Two days after Taylor discovered Lee bloody and broken in her room she was sent back into the general population with her clean, white bandages and frightening blue stitches. She was feeling better now that the last of the medication was completely out of her system, and all the side effects had faded. Taylor had not had the courage to tell her he was leaving yet. He was not sure what it would do to her, but he knew they were running out of time. They had twelve days left together, and he certainly could not break this kind of news the night before. He had been trying to tell her all afternoon, but the words were not right. Taylor wondered if the words would ever be right.

He stared at her lying on his bed; her dark hair was spread out on the blanket like a fan. Her arms were covered in milky white bandages that concealed the after effects of bad news. Her fingers tripped through the pages of a magazine she had found abandoned on his nightstand. Her eyes told Taylor she had no idea of what he was about to say, but the stiff, set expression of her jaw told him that she would be ready to accept reality and embrace another one of the constant changes she was already so used to.

Taylor sat beside her on the bed; “Lee…I need to talk to you.”

The magazine found its place on the nightstand; “Alright…speak.”

“There is no easy way to tell you about this, so it is probably best if I speak plainly: In twelve days I am being sent home.”

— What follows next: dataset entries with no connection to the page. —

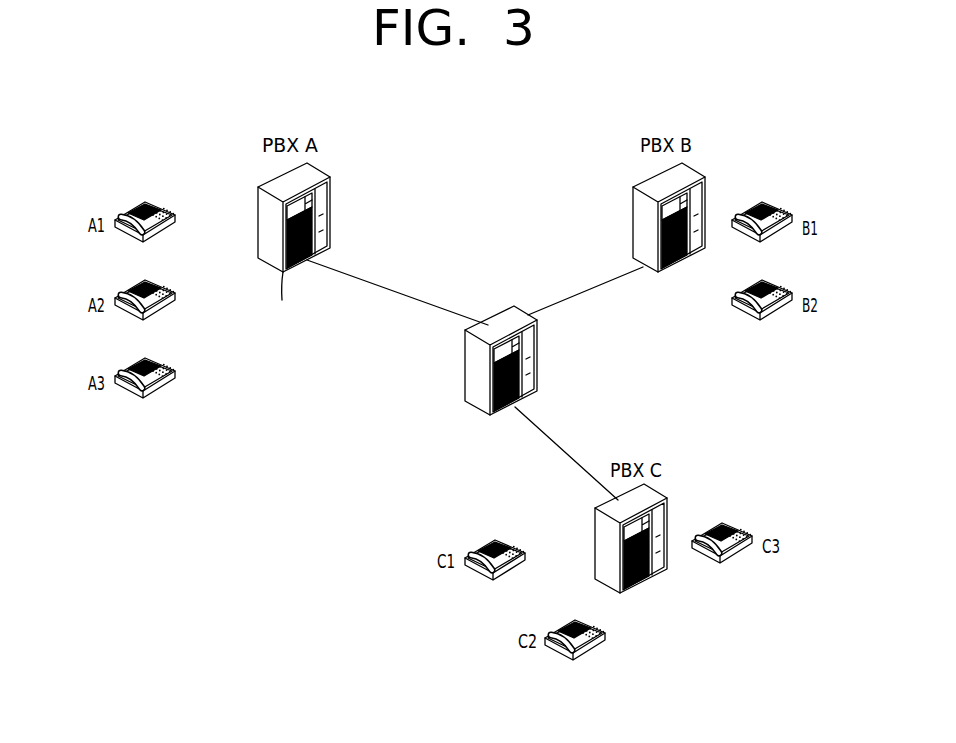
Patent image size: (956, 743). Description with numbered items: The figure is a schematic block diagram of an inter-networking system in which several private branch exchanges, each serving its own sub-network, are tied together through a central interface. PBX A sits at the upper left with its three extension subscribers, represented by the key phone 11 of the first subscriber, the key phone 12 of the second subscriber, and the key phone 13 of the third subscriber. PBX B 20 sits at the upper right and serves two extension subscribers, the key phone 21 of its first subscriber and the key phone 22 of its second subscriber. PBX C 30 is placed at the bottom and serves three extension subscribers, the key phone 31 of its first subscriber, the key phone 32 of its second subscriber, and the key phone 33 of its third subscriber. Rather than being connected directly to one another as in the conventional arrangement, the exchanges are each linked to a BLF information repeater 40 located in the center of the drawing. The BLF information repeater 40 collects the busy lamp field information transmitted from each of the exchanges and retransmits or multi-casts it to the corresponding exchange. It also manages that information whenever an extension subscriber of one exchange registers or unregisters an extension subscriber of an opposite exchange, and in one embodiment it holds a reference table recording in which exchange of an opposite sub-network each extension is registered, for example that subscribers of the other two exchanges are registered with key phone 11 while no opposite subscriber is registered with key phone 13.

The key phone 11 is at (165, 205).
The key phone 12 is at (165, 283).
The key phone 13 is at (165, 361).
The PBX B 20 is at (682, 262).
The key phone 21 is at (782, 205).
The key phone 22 is at (782, 285).
The PBX C 30 is at (643, 583).
The key phone 31 is at (515, 543).
The key phone 32 is at (590, 653).
The key phone 33 is at (742, 526).
The BLF information repeater 40 is at (490, 418).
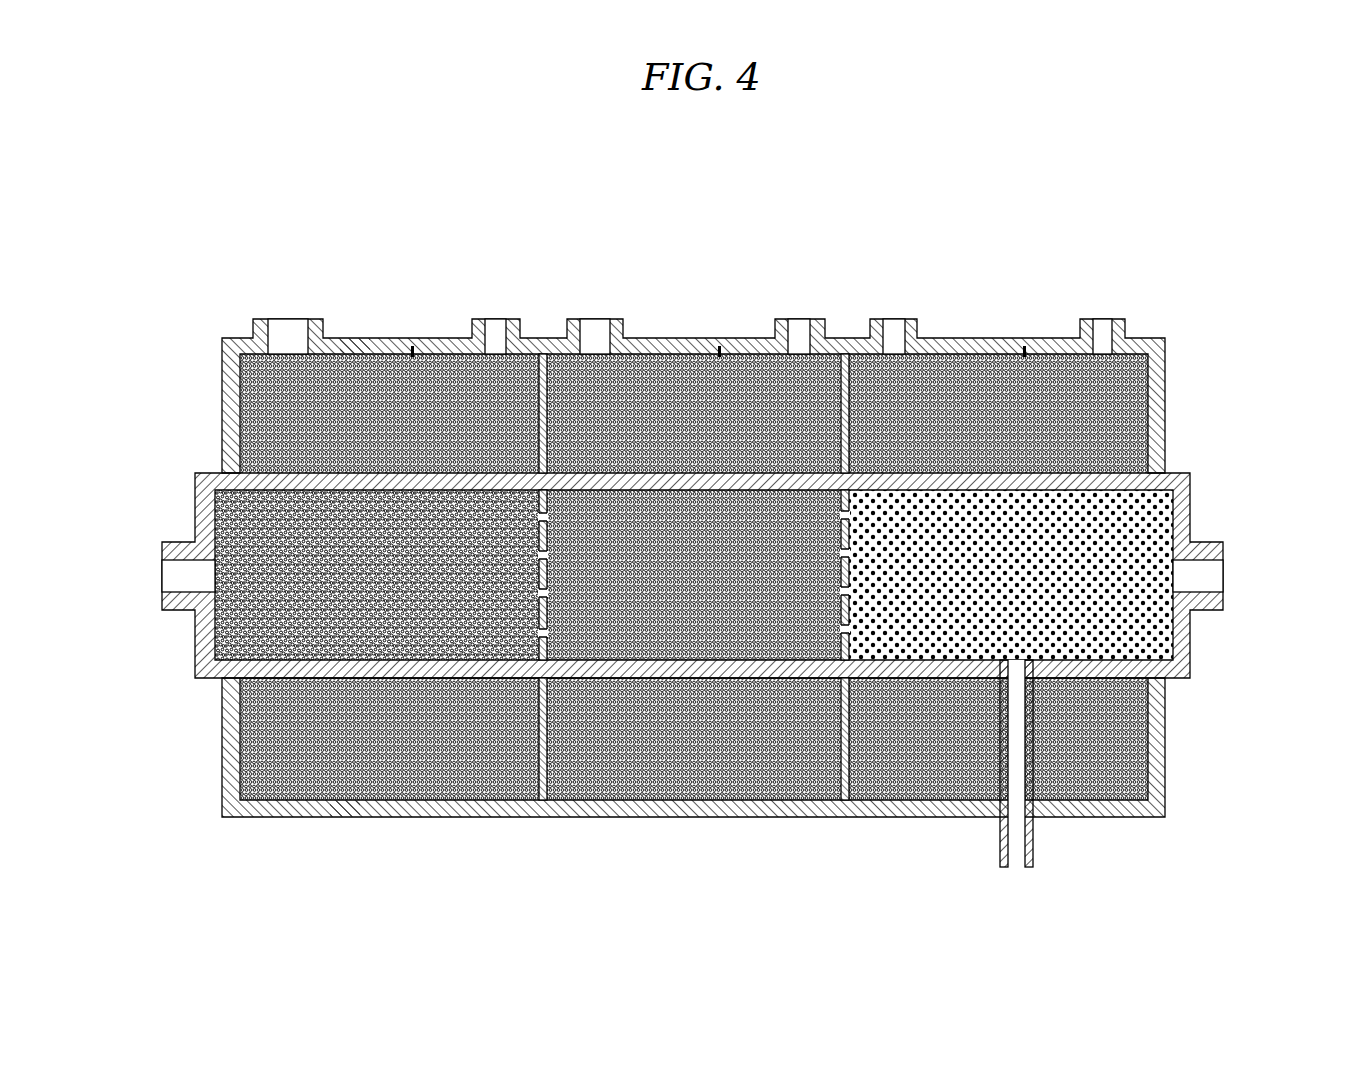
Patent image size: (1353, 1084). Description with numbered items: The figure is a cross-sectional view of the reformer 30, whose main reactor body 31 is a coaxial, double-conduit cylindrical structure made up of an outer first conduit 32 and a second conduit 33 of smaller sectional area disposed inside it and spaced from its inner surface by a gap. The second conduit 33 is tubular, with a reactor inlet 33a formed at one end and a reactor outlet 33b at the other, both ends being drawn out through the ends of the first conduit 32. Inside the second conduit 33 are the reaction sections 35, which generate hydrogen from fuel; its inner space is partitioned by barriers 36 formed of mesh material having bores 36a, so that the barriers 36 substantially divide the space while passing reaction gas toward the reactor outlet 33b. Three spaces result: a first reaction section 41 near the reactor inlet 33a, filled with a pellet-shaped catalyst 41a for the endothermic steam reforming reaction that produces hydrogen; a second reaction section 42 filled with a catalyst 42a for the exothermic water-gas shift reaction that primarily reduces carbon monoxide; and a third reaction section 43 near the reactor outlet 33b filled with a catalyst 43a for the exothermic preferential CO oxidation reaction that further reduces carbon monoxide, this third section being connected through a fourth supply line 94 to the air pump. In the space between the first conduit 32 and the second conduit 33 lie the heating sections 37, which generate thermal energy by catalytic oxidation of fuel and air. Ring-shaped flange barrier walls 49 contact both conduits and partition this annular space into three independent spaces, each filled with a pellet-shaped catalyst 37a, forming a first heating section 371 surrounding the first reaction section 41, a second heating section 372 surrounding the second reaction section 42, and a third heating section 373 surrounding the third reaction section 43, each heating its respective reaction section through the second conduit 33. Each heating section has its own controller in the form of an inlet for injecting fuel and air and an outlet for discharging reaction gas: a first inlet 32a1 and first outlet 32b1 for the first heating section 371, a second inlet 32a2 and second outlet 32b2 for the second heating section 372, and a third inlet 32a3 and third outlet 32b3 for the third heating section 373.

The reformer 30 is at (1195, 237).
The main reactor body 31 is at (740, 498).
The first conduit 32 is at (1150, 346).
The second conduit 33 is at (712, 557).
The first inlet 32a1 is at (290, 318).
The first outlet 32b1 is at (497, 318).
The second inlet 32a2 is at (593, 318).
The second outlet 32b2 is at (797, 318).
The third inlet 32a3 is at (893, 318).
The third outlet 32b3 is at (1103, 318).
The reactor inlet 33a is at (160, 576).
The reactor outlet 33b is at (1225, 576).
The reaction sections 35 is at (746, 622).
The barriers 36 is at (515, 663).
The bores 36a is at (572, 663).
The heating sections 37 is at (232, 408).
The catalyst 37a is at (360, 338).
The first heating section 371 is at (413, 345).
The second heating section 372 is at (720, 345).
The third heating section 373 is at (1025, 345).
The first reaction section 41 is at (418, 665).
The catalyst 41a is at (300, 662).
The second reaction section 42 is at (700, 665).
The catalyst 42a is at (652, 663).
The third reaction section 43 is at (946, 665).
The catalyst 43a is at (1148, 630).
The barrier walls 49 is at (542, 354).
The fourth supply line 94 is at (1033, 836).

Lee’s heart jumped for the joy of someone getting their life back, but it quickly sank at the pain of having to say good-bye. Her smile did not falter when she said, “Congratulations Taylor…I knew you could do it.”

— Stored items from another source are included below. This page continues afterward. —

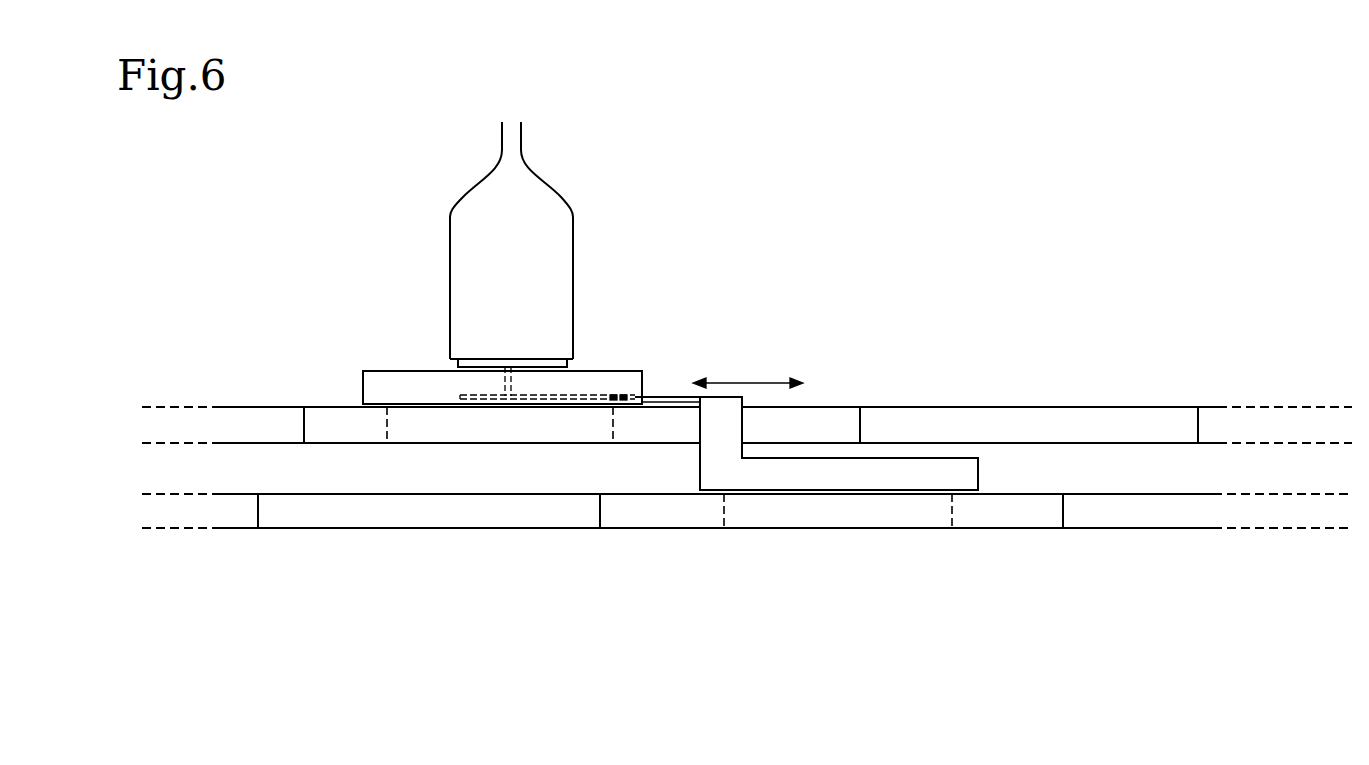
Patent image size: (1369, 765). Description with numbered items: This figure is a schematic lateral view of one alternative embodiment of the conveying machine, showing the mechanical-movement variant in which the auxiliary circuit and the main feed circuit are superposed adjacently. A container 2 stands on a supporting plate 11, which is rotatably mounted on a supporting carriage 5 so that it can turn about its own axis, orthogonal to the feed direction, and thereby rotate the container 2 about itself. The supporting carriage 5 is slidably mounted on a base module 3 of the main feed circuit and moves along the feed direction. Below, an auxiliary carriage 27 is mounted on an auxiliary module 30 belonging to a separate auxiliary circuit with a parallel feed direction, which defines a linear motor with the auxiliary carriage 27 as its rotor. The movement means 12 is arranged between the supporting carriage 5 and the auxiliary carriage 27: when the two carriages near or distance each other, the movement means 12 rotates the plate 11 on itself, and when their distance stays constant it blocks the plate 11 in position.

The container 2 is at (533, 237).
The supporting plate 11 is at (495, 363).
The supporting carriage 5 is at (618, 382).
The movement means 12 is at (655, 388).
The base module 3 is at (807, 422).
The auxiliary carriage 27 is at (842, 473).
The auxiliary module 30 is at (445, 510).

“Without your faith I probably couldn’t have.”

“Don’t be silly; you got better because it is not your nature to give up.”

“I was surrendering to the most dangerous enemy I had though…myself, and you would not let me. Whether you believe it or not, you were the catalyst to my recovery; there are no words to describe what an incredible gift that is, and no action could ever be enough to repay it.”

“You do not have to repay it…From the moment I laid eyes on you I knew I wanted to see you leave this terrible place; I was glad to…” she trailed off with a tear in her voice, unsure of how to finish her sentence, “I’m sorry Taylor…I am just going to miss you so much…”

He placed his hand on top of hers, “I am not going to disappear. I promised you once I would never leave you, and nothing in heaven or on earth would tempt me to break that promise.”

Lee smiled once again unsure of what to say. Heaven and earth were now places she felt torn between every day. She was going to miss Taylor no matter what; he could visit her everyday, or never, in the end she would still miss him. After all, she was going to die and leave him, and no promise could change that.